The combat mind-set is sustained in MCMAP through a combination of three disciplines: mental, physical and character, which build the Marine in all aspects of himself.

* Mental- hones in on a combat mind-set, study of the art of war, decision making, tactics and techniques of maneuver warfare.
* Physical- teaches close-in fighting techniques, armed and unarmed combat, combined with traditional physical fitness.
* Character- sustains corps values, warrior ethos, ethics, respect, and participation in Marine Corps traditions.

“It’s not just pushing, punching and fighting. It’s an art, and if taught correctly will make better Marines,” said Cleveland. “Without the teachings of these disciplines, MCMAP becomes just another martial arts program.”

“As commanders develop and implement their MCMAP training programs, all must emphasize the importance of the character tie-ins and discussions. MCMAP provides leaders at every level with a method for developing all Marines as rifleman, ethical warriors and Marines who keep their honor clean,” said Conway.

Included is combat conditioning, which tests all three disciplines of the program. It mentally challenges Marines by testing their ability to think and fight while fatigued and challenges character by a Marine’s choice to quit or continue during a tough scenario. At that point the Marine either flees or follows the core values of honor, courage and commitment.

During MCMAP, Marines realize training their mind is as important as their body,” said Sgt.

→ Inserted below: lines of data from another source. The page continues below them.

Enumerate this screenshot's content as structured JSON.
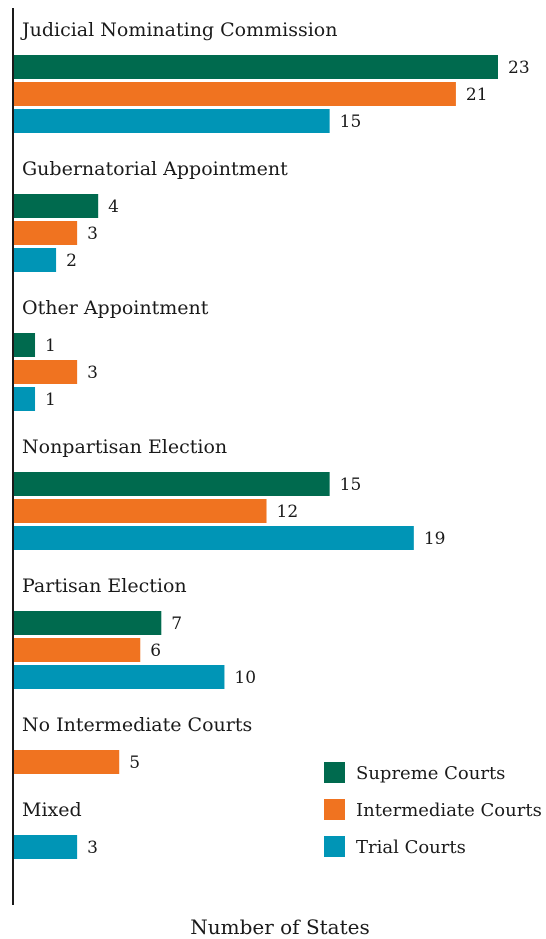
{
  "chart_data": {
    "type": "bar",
    "orientation": "horizontal",
    "xlabel": "Number of States",
    "xlim": [
      0,
      25
    ],
    "grid": false,
    "legend_position": "bottom-right",
    "colors": {
      "Supreme Courts": "#006a4e",
      "Intermediate Courts": "#f07320",
      "Trial Courts": "#0095b6"
    },
    "legend": [
      "Supreme Courts",
      "Intermediate Courts",
      "Trial Courts"
    ],
    "groups": [
      {
        "label": "Judicial Nominating Commission",
        "bars": [
          {
            "series": "Supreme Courts",
            "value": 23
          },
          {
            "series": "Intermediate Courts",
            "value": 21
          },
          {
            "series": "Trial Courts",
            "value": 15
          }
        ]
      },
      {
        "label": "Gubernatorial Appointment",
        "bars": [
          {
            "series": "Supreme Courts",
            "value": 4
          },
          {
            "series": "Intermediate Courts",
            "value": 3
          },
          {
            "series": "Trial Courts",
            "value": 2
          }
        ]
      },
      {
        "label": "Other Appointment",
        "bars": [
          {
            "series": "Supreme Courts",
            "value": 1
          },
          {
            "series": "Intermediate Courts",
            "value": 3
          },
          {
            "series": "Trial Courts",
            "value": 1
          }
        ]
      },
      {
        "label": "Nonpartisan Election",
        "bars": [
          {
            "series": "Supreme Courts",
            "value": 15
          },
          {
            "series": "Intermediate Courts",
            "value": 12
          },
          {
            "series": "Trial Courts",
            "value": 19
          }
        ]
      },
      {
        "label": "Partisan Election",
        "bars": [
          {
            "series": "Supreme Courts",
            "value": 7
          },
          {
            "series": "Intermediate Courts",
            "value": 6
          },
          {
            "series": "Trial Courts",
            "value": 10
          }
        ]
      },
      {
        "label": "No Intermediate Courts",
        "bars": [
          {
            "series": "Intermediate Courts",
            "value": 5
          }
        ]
      },
      {
        "label": "Mixed",
        "bars": [
          {
            "series": "Trial Courts",
            "value": 3
          }
        ]
      }
    ]
  }
}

Jason B. Clark, martial arts instructor trainer, Leatherneck Square. “

“In order to have a combat mind-set, you have to be physically conditioned. If you get tired within the first two minutes of an encounter, you’re no good, no matter what skills you possess,” said Cleveland.

In addition, it includes eastern culture disciplines such as, judo, karate, tae kwon do and grappling and like traditional martial arts, MCMAP uses a belt rating system, adding new skills and sustaining what was learned from previous belts.

“You can’t have one without the other,” according to Cleveland. “If you don’t sustain the skills taught in the past, then you won’t progress to the next belt.”

According to the Commandant, “MCMAP is a key asset in developing both war fighting skills and character. All commanders should be utilizing it to its fullest.”

Encouraging Marines to participate in MCMAP is necessary and important to help make better Marines and a better Marine Corps, said Cleveland.